How can data help in the pandemic?
In a recent virtual panel hosted by CogX, director of AI at NHSX, Indra Joshi and special advisor for AI and digital health at NHSX, Dominic Cushnan, convened to discuss how data has helped during the pandemic. Interesting insights were shared by both speakers outlining how the COVID-19 Data Store has assisted in showing how evidence is produced for the safe deployment of artificial intelligence (AI).
During the discussion, Joshi highlighted the work being carried out in setting up the NHSX AI Laboratory.
“The AI Lab is there to set up a way of ensuring that any AI technology that is being either designed, built or deployed by the NHS, is safe and effective and essentially doing as it says it would. It is a complex task and we’re moving onwards with the regulations with very good partners like the Office of AI.”
Opportunities for the broader system
In recent times, NHSX has been tasked with making sure the UK is prepared to design these technologies but also embed and deploy them into the health and care setting. NHSX has subsequently written several reports and guides such as, 'Artificial Intelligence: How to get it right', in order to help solve problems such as image recognition and the triage of images.

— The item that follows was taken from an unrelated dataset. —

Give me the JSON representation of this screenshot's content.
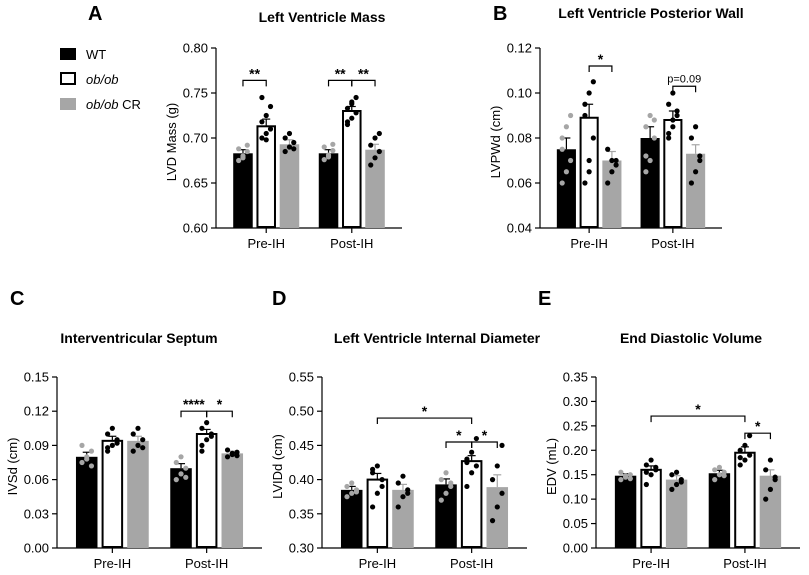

“Imaging is definitely a space where we know we have good data. This is where we can see some good impacts coming pretty much now. Diagnoses is still some time down the line. As much as you train the model, you’ve got to have a very vast dataset to do that,” said Joshi.
In fact, the National COVID-19 Chest Imaging Database (NCCID) was consequently set up in response to the start of the pandemic to support algorithms in images.
“What we were able to do quite quickly was start convening a conversation about how we collect images so that we can understand it from a disease-specific route. How do we help those organisations that have those technologies that can be used during COVID-19 for chest images and detection of the disease? How can we get them to be validated on independent data?” explained Cushnan.
They have since worked with the Hennepin Healthcare Research Institute (HRA) and received ethical approval for the programme to make sure that the database has the ability for research to happen on top of it.
Ensuring the ethical deployment of AI
NHSX AI Lab’s mission has been to accelerate the safe adoption of AI and provide effective tools to make informed decisions. As an extension of this, the recently published 'Buyers Guide and Checklist for AI in Health and Care' was mentioned in the discussion for its aims in providing policy context and an overview of the opportunities presented by AI.
“It helps buyers think through what they need to do to buy safe and effective AI and also how developers and vendors are aware of the buyers’ expectations,” said Cushnan.
Furthermore, the importance of using AI to inform decisions was emphasised by Joshi, adding that a key aim was 'to ensure that we educate people and bring a community along with us so that people understand what they’re doing and feel confident in the technologies they’re using, and also how they train people for how they use the data in a slightly different way to the way they might be using it.”
NHS Futures has been utilised to bring together data analysts into an era where big data and big analytics is critical and has produced several webinars, programmes of work and content.
“We’re doing this both at a national, but also at a regional perspective and showing people how you get involved with that and change the dynamic and conversation, not necessarily a top-down or a central-down response but actually a community of proctors who are moving forward,” added Indra Joshi.
What does this technology currently mean for the health system?
Another area of progression mentioned was predictive analytics, particularly in the context of the NHS Data Store. The COVID-19 NHS Data Store was set up to look at the operational response of action taken by the NHS.
“We’ve covered certain datasets that allow us to look at how the NHS is managing some of its operational response such as bed capacity, oxygen and ventilators.”
“We were able to look across at the numbers at a national perspective to see the regions we needed to focus our attention on or give more aid to. That different thinking in how we use data and numbers has really helped make sure that we’ve given the frontline a positive response. This is something we’re helping with and using the numbers to look across regions, versus quite traditionally where you look at localities and don’t see the national picture,” concluded Joshi.